Wer trotzdem noch bei der Bloggeruniform dabei sei möchte, der kann sich mein neues DIY Projekt zu den Acne Acatomas durchlesen:
http://danseusedelamode.blogspot.com/2009/10/how-to-copy-acne-heels.html
kat
Man könnte den Titel dieses Beitrags auch so nennen: "Die kramphafte Suche der Blogger/innen nach Individualität".

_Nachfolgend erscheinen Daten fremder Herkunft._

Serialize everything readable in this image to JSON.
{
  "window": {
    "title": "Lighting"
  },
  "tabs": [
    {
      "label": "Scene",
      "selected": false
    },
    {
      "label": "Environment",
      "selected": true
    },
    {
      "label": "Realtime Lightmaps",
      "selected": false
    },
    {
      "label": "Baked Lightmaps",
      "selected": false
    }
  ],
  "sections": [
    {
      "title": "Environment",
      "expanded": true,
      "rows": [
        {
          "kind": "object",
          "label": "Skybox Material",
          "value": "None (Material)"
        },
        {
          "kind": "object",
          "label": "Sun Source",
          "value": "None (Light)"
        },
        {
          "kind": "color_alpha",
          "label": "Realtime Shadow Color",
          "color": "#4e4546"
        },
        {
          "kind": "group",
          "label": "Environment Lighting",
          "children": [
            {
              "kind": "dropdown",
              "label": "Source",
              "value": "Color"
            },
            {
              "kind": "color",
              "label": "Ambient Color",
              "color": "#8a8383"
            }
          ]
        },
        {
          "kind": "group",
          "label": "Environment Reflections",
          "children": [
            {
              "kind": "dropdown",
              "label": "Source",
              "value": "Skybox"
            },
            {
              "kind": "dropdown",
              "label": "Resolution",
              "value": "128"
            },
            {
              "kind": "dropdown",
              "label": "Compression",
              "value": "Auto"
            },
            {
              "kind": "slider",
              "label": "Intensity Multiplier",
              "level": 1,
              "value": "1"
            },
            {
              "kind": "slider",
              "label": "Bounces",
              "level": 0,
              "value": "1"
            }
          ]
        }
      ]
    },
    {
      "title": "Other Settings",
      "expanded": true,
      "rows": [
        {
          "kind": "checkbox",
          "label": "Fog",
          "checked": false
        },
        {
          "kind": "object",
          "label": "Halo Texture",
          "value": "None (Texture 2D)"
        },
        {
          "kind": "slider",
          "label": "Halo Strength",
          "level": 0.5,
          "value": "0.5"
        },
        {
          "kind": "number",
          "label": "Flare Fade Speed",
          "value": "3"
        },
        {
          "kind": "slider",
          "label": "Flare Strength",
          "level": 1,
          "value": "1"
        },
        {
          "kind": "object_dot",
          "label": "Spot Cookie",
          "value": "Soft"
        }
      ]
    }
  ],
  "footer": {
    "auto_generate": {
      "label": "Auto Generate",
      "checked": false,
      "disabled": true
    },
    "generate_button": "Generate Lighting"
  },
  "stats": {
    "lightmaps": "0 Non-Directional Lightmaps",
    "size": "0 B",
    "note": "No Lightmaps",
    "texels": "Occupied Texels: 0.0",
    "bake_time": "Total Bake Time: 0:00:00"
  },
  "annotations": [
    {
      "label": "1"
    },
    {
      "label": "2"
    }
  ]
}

Kommt mir zumindest so vor, wenn ich diese Bilder sehe....finds eher lächerlich (besonders 1 und 4). Anders aussehen heißt nämlich noch lange nicht gut aussehen.
plörp
@kat:ich find es auch sehr schade, dass mit dem thema "individualismus" total unreflektiert umgegangen wird.das ist immer was ganz tolles und erstrebenswertes.vielleicht wäre es wünschenswert, wenn man sich auch mal die soziologische komponente des phänomens vor augen führt?
Blink
@plörp
Jetzt will ich aber mehr zur soziologischen Komponente hören
Pinto
Großartiger Text!
You have so eloquently described, what I have been thinking for a long time.
plörp
lies lieber ein bisschen norbert elias, max weber oder bourdieu.
Curtiskids
Ich fand die Streetstyle-blogs vor einiger Zeit auch noch spannend und inspirierend, langsam geht mir das ganze aber auf den Keks...wenige wirklich "individuell" gestylte Leute sind doch da eher die seltenen Lichtblicke..Zur soziologischen Einführung in das Thema empfehle ich das siebte Kapitel von: Soziologie:Zehn Einführende Vorlesungen von Armin Nassehi...sehr anschaulich beschrieben!
www.muenchenslieblingslied.blogspot.com
florence
@ plörp: aber wenn du bourdieu kennst, dass weisst du doch auch von den versuchen der distinktion. sich abgrenzen von anderen. die anderen folgen.... genau das können wir doch hier beobachten!
plörp
natürlich. aber ich wünschte mir eben, man würde es etwas kritisch betrachten vor dem hintergrund der zeitgenössischen strömungen, anstatt wie die lemminge dem mantra nur zu folgen, unbedingt individuell sein zu müssen.
annika
überindividualität ist asozial.
vera
individualität ist eine illusion und als erstrebenswertes soziales phantasma noch gar nicht so alt. aber die leute sehnen sich eben nach illusionen. ein besseres argument den ewigen modekonsum anzuheizen gibt es bisher nicht. trotzdem schöner beitrag.
maserofdisaster
grundsätzlich richtig, allerdings ist das ein haugemachtes problem der blogs.
die looks in echt zu sehen beeindruckt mich immer wieder, sebst bei sachen, die es nicht einmal auf facehunter etc schaffen. diese individualität liegt nämlich beim träger, der person, die inflationären outfit post auf streetstyleblogs und konsorten können das nicht einfangen. das hat mir hier gefehlt.